# vr6T oil feed line



## silverjettin (Jan 16, 2002)

quick question..does it matter which port you tap on the vr6 oil filter housing for the oil feed line?
tnx


----------



## 24vGTiVR6 (Sep 14, 2010)

nope shouldn't.

I've had em both places.


----------



## Deezy (Jan 3, 2009)

Mine is on the temp sensor


Sent from my iPad using Tapatalk


----------



## 2.0 Ho (Sep 27, 2006)

Doesn't matter but if you want to know what your oil temp is and I think you should know at all times what it is I used this http://www.42draftdesigns.com/VW-Oil-Pressure-Relocation-Kit_p_314.html

Lets you keep all the functionality while adding another port so you can get an oil pressure gauge or something.


----------



## 24vGTiVR6 (Sep 14, 2010)

2.0 Ho said:


> Doesn't matter but if you want to know what your oil temp is and I think you should know at all times what it is I used this http://www.42draftdesigns.com/VW-Oil-Pressure-Relocation-Kit_p_314.html
> 
> Lets you keep all the functionality while adding another port so you can get an oil pressure gauge or something.


I would not use the relocation kit for temperature, or for a turbo oil feed line.

from 42DD website:

Additional Information
The spare port cannot be used for an oil temperature sender. Though the sender may fit, there is no circulation of oil in this adaptor. Temperatures may never exceed 200.

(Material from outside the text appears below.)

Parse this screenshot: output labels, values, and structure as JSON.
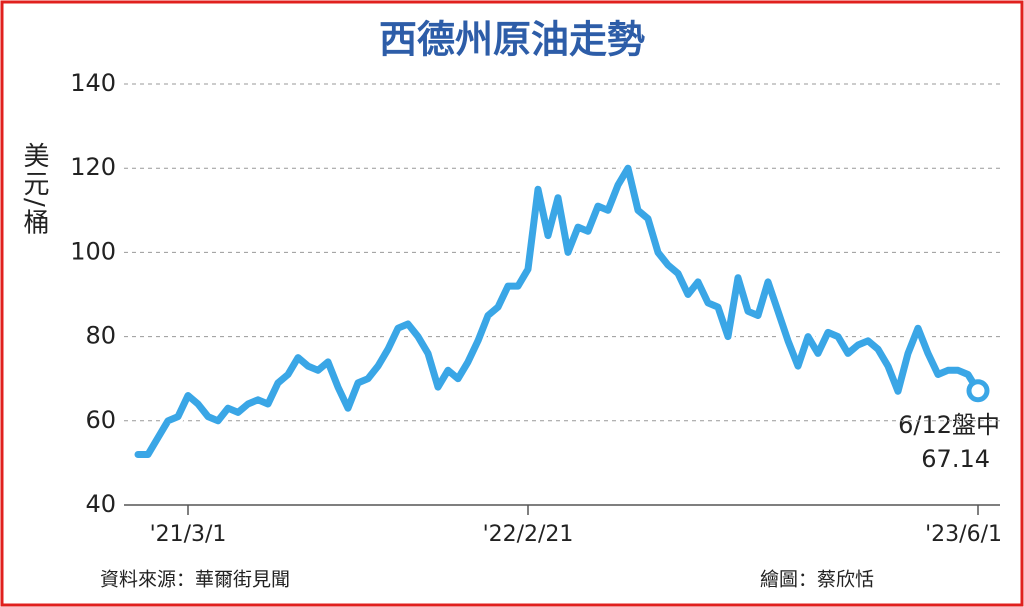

and my personal experience with the relocation kit, in a turbo oil feed line / pressure sensor application. (with non-favourable results)

http://forums.vwvortex.com/showthread.php?5646925-Oil-pressure-VRT


----------



## Deezy (Jan 3, 2009)

You know.... I haven't seen high temps with mine in the temp sensor... I have a tee with the sensor on top and oil line out the side. 


Sent from my iPad using Tapatalk


----------



## 2.0 Ho (Sep 27, 2006)

24vGTiVR6 said:


> I would not use the relocation kit for temperature, or for a turbo oil feed line.
> 
> from 42DD website:
> 
> ...


From my 42dd block I have the turbo feed line, and the pressure sender, shoot actually can't remember if I put temp on it as well but either way I see above 200 temps sometimes but mostly not much above which is normal since my water never gets too much above 180 unless I am boosting like crazy. The oil pressure reads perfect as well. about 5-6 bar cold start and 1.5 bar roughly at complete warm up. Then again I have circulation from the turbo feed line oil having to run by everything though so maybe that makes a difference.


----------